Multivariate kernel density estimation in Python

Question:

I am trying to use SciPy’s gaussian_kde function to estimate the density of multivariate data. In my code below I sample a 3D multivariate normal and fit the kernel density but I’m not sure how to evaluate my fit.

import numpy as np
from scipy import stats

mu = np.array([1, 10, 20])
sigma = np.matrix([[4, 10, 0], [10, 25, 0], [0, 0, 100]])
data = np.random.multivariate_normal(mu, sigma, 1000)
values = data.T
kernel = stats.gaussian_kde(values)

I saw this but not sure how to extend it to 3D.

Also not sure how do I even begin to evaluate the fitted density? How do I visualize this?

Asked By: akhil

||

Answers:

There are several ways you might visualize the results in 3D.

The easiest is to evaluate the gaussian KDE at the points that you used to generate it, and then color the points by the density estimate.

For example:

import numpy as np
from scipy import stats
import matplotlib.pyplot as plt
from mpl_toolkits.mplot3d import Axes3D

mu=np.array([1,10,20])
sigma=np.matrix([[4,10,0],[10,25,0],[0,0,100]])
data=np.random.multivariate_normal(mu,sigma,1000)
values = data.T

kde = stats.gaussian_kde(values)
density = kde(values)

fig, ax = plt.subplots(subplot_kw=dict(projection='3d'))
x, y, z = values
ax.scatter(x, y, z, c=density)
plt.show()

enter image description here

If you had a more complex (i.e. not all lying in a plane) distribution, then you might want to evaluate the KDE on a regular 3D grid and visualize isosurfaces (3D contours) of the volume. It’s easiest to use Mayavi for the visualiztion:

import numpy as np
from scipy import stats
from mayavi import mlab

mu=np.array([1,10,20])
# Let's change this so that the points won't all lie in a plane...
sigma=np.matrix([[20,10,10],
                 [10,25,1],
                 [10,1,50]])

data=np.random.multivariate_normal(mu,sigma,1000)
values = data.T

kde = stats.gaussian_kde(values)

# Create a regular 3D grid with 50 points in each dimension
xmin, ymin, zmin = data.min(axis=0)
xmax, ymax, zmax = data.max(axis=0)
xi, yi, zi = np.mgrid[xmin:xmax:50j, ymin:ymax:50j, zmin:zmax:50j]

# Evaluate the KDE on a regular grid...
coords = np.vstack([item.ravel() for item in [xi, yi, zi]])
density = kde(coords).reshape(xi.shape)

# Visualize the density estimate as isosurfaces
mlab.contour3d(xi, yi, zi, density, opacity=0.5)
mlab.axes()
mlab.show()

enter image description here

Answered By: Joe Kington

@Joe answer is great.

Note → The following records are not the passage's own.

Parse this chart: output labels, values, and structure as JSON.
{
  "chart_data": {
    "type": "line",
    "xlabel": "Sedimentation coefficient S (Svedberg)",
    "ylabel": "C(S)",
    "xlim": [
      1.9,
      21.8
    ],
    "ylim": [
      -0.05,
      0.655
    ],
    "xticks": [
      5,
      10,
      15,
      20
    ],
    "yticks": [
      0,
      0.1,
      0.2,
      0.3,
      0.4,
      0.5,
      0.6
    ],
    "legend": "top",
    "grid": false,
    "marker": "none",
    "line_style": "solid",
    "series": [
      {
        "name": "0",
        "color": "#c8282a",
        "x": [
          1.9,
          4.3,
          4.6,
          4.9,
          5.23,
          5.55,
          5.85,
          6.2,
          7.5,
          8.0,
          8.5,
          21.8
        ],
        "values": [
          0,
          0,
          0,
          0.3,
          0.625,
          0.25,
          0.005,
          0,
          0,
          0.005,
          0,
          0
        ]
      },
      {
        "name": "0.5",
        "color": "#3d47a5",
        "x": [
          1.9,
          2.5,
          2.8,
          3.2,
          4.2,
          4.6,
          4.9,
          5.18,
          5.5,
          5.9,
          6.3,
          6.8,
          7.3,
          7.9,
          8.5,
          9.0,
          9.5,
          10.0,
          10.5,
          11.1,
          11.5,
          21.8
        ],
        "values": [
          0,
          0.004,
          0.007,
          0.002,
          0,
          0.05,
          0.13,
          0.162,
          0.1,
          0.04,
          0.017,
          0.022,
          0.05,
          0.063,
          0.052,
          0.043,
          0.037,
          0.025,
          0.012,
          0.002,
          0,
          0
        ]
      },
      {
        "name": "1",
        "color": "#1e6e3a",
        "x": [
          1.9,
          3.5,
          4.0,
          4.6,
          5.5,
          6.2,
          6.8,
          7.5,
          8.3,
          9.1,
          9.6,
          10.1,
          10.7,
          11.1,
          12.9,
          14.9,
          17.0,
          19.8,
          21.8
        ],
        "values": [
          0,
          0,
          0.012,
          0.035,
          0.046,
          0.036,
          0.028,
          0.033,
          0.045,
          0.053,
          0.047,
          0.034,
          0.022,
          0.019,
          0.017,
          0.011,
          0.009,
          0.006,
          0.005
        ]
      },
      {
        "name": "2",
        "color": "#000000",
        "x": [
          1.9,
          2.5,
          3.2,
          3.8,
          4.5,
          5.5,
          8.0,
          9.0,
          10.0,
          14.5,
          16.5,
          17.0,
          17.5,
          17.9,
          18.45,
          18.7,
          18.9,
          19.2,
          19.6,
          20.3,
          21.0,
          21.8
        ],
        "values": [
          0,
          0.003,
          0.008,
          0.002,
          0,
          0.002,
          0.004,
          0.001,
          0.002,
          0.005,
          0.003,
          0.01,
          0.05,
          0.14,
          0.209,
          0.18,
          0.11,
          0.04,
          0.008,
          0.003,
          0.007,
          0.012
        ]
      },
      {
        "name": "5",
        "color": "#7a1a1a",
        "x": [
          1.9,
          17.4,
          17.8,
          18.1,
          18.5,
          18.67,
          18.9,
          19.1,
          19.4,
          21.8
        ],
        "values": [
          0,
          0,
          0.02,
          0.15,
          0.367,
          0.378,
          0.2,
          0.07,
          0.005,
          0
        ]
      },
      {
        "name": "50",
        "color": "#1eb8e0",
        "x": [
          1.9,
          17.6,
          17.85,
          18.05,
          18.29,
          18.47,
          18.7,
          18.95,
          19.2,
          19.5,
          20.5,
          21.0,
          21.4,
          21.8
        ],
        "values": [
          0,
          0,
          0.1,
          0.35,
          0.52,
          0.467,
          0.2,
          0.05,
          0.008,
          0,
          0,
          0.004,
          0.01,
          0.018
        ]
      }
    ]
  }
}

But the covariance matrix sigma=np.matrix([[4,10,0],[10,25,0],[0,0,100]]) he gave is not positive definite, and therefore numpy in python can not do cholesky decomposition for it.

In fact, the covariance matrix must be positive semi-definite because the variance is nonnegative forever. Users could trysigma=np.matrix([[4,0,0],[0,25,0],[0,0,100]]) instead.

Answered By: Pat_Guangtailang